Though all these technologies have seen a few implementations, IoT has been the most prominent of them all to date. Considering the predictions from Gartner, there will be more than 20 billion connected things by 2020. This is a huge number. The Internet of Things is rapidly expanding its potential to transform everyday life with connected cars, smart homes, connected wearables, smart cities, farms, and manufacturing facilities. The possibilities are endless, and development is already taking place, however, the current internet infrastructure is unlikely to be able to support this IoT revolution.

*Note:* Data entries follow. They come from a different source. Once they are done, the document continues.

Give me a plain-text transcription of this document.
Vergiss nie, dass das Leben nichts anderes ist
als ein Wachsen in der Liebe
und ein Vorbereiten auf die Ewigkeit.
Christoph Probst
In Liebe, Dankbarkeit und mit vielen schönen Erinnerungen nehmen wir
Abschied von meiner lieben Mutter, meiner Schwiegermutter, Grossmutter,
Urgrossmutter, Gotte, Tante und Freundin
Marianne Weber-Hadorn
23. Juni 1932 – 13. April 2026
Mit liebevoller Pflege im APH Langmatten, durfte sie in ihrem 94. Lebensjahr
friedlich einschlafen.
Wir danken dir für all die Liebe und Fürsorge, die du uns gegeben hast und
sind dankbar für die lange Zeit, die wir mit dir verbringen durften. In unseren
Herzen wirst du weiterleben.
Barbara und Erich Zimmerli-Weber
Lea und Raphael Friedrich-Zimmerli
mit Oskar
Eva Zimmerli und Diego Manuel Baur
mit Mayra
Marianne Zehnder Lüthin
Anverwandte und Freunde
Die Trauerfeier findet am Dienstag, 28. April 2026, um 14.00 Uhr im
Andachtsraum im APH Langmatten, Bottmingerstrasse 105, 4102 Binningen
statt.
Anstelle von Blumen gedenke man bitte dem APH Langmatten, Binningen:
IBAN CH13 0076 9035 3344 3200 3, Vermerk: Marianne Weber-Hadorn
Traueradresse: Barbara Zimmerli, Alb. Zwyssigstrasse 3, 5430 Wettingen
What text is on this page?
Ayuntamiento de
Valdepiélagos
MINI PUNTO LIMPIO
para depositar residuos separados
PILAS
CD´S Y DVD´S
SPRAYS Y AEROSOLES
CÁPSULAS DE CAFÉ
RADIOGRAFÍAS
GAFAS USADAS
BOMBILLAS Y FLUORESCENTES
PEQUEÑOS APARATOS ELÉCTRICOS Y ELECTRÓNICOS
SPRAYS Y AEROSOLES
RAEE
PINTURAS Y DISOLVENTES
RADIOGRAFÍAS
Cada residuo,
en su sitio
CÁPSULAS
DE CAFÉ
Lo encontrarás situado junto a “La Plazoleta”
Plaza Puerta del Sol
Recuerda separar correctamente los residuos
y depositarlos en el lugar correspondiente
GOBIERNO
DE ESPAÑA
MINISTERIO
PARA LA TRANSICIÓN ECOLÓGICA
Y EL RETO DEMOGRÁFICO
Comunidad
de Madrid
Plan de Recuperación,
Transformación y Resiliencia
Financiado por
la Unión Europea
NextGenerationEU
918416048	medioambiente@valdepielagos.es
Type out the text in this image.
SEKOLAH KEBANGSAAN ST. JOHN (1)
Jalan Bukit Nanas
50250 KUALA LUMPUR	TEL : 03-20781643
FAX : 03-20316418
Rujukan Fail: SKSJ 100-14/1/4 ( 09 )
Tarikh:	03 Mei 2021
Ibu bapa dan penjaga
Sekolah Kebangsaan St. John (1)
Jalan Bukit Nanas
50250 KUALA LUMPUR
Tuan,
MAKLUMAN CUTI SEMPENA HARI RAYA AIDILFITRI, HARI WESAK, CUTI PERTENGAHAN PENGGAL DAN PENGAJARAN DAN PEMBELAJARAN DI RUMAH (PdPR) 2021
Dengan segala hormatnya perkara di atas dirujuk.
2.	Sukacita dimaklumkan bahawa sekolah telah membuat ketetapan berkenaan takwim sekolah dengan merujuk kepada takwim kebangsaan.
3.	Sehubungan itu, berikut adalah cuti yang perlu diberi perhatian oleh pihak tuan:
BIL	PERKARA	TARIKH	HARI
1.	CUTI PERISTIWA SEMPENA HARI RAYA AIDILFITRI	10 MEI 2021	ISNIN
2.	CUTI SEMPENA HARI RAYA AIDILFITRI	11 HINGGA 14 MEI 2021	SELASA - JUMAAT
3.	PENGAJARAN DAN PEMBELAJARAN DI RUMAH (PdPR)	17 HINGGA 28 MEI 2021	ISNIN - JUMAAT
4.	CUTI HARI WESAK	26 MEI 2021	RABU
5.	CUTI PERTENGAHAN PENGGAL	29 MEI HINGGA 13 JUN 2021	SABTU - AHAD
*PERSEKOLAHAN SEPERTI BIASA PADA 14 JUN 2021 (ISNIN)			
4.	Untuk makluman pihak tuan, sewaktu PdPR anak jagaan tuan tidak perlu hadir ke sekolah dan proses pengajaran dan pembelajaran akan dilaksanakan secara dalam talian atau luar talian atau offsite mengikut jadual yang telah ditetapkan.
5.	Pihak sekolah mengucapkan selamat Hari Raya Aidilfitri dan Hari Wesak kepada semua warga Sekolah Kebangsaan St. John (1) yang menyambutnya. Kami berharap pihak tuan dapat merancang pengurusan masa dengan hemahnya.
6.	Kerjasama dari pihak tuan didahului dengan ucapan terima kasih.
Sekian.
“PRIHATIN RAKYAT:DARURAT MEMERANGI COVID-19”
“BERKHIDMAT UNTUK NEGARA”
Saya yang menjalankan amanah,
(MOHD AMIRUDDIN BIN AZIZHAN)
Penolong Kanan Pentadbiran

With so many devices connected to each other through the internet, management and security are a big concern. In research by IDC, the firm estimates that 90% of the organizations that implement the Internet of Things will suffer an IoT-based breach of the back-end system by 2017.
Problems With IoT
The current IoT ecosystem works on a centralized communication and data management model, which is also known as a client/server paradigm. All IoT-enabled devices are connected to each other through a cloud that allows storage and processing of the data. Connection to these devices go through the internet, and with so much happening on a server, it can be overloaded, making the entire system vulnerable to cyber-attack. Even if you use large server farms, this remains a possibility.
If we take the discussion to smart homes, this is again relevant and the probability would be even higher. For smart homes to function well on IoT, they would have a small server set up locally. It would then be easy for a hacker to take control of it, exposing every bit of your personal information.
But if we can decentralize the data and improve the connectivity between the devices, we can overcome these problems. This is where Blockchain comes into play.
What Is Blockchain?
A Blockchain is a distributed, immutable, and cryptographically secured ledger owned by everyone in the network. Blockchain owes its name to the way it stores transaction data – in blocks, which are linked together through a chain. All these blocks in Blockchain have their unique hash for identification, are of limited size, and linked together by pointing to their previous block. In simple words, Blockchain, the technology behind Bitcoin, is an open database to create and store data in a secure way.
The major advantage that Blockchain bring is that it is public. Every participant in the network can see the data blocks and information stored in it. But this does not mean everyone can see the actual content, as each block is protected by a private key. Another big advantage is security. The database can only be expended and previous records cannot be altered. In addition, when someone wants to tamper the data, they cannot do it without the consensus of all the participants.
What Can Blockchain Bring to IoT?
Blockchain technology is the missing link to secured communication in IoT. By adding Blockchain, we can have a secured mesh network that will allow IoT devices to interconnect reliably and avoid the threats that are prevalent in central server models. This decentralized approach would eliminate the single point of failure, creating a more resilient ecosystem for devices to run on. The cryptographic algorithm in Blockchain would make data more private.
Moreover, the ledger developed by Blockchain is tamper-proof and cannot be altered by malicious actors because it doesn’t exist in any single location. Man-in-the-middle attacks cannot happen either, as there is no single line of communication. Blockchain makes peer-to-peer communication possible and bitcoins are a great proof of it.
These capabilities make Blockchain a fundamental element of IoT solutions. It is not a surprise that enterprise IoT Technologies have become one of the early adopters of trust technologies.